To assess agreement, the difference between NFL_MD and VF_MD was calculated in each eye from each visit. The mean difference was averaged over the 4 consecutive visits and then averaged again in each of the 4 stages. The standard deviation was calculated by pooling the difference over the 4 consecutive visits by root mean square. Then it is pooled again in each of the 4 stages. Difference between NFL_MD and VF_MD was also assessed by Bland-Altman analysis. Agreement between NFL_MD and VF_MD for glaucoma staging was assessed by the F1-score.

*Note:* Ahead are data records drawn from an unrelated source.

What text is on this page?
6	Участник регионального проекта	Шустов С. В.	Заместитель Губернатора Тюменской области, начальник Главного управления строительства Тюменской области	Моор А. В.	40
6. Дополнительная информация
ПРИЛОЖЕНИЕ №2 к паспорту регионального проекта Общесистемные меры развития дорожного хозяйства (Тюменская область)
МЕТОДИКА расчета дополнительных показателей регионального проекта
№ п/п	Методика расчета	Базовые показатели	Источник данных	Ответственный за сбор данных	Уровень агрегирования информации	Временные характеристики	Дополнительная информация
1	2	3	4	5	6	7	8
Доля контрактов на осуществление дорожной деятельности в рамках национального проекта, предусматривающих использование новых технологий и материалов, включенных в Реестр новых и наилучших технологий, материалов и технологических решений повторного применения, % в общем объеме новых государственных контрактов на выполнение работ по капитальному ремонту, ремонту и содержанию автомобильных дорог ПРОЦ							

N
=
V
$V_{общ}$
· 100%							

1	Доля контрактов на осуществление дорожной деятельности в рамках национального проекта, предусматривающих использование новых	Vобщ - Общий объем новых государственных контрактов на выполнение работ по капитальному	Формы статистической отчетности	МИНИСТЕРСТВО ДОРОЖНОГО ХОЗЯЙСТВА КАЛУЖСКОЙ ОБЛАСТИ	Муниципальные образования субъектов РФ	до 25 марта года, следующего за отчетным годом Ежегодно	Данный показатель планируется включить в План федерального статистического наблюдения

The diagnostic accuracy of separating PPG and PG groups from the normal group were evaluated by the area under the receiver operating characteristic curves (AROC), and the sensitivities at 95% and 99% specificity cutoffs with Generalized estimating equations43,44. The cutoff thresholds were based on the mean and standard deviation from normal eyes after the age and axial length adjustment, assuming normal distribution. The 95%/99% specificity cutoff was set at 1.65/2.33 standard deviations (SD) below the mean of the normal group. The overall and inferior NFL thickness values had a normal distribution in the normal group according to the Kolmogorov-Smirnov normality test. VF_MD and NFL_MD had normal distributions only after transformation from dB to linear scale, therefore their diagnostic cutoff values were calculated on the linear scale and then transformed back to the dB scale.

All statistical analyses were done using MATLAB with the statistical toolbox.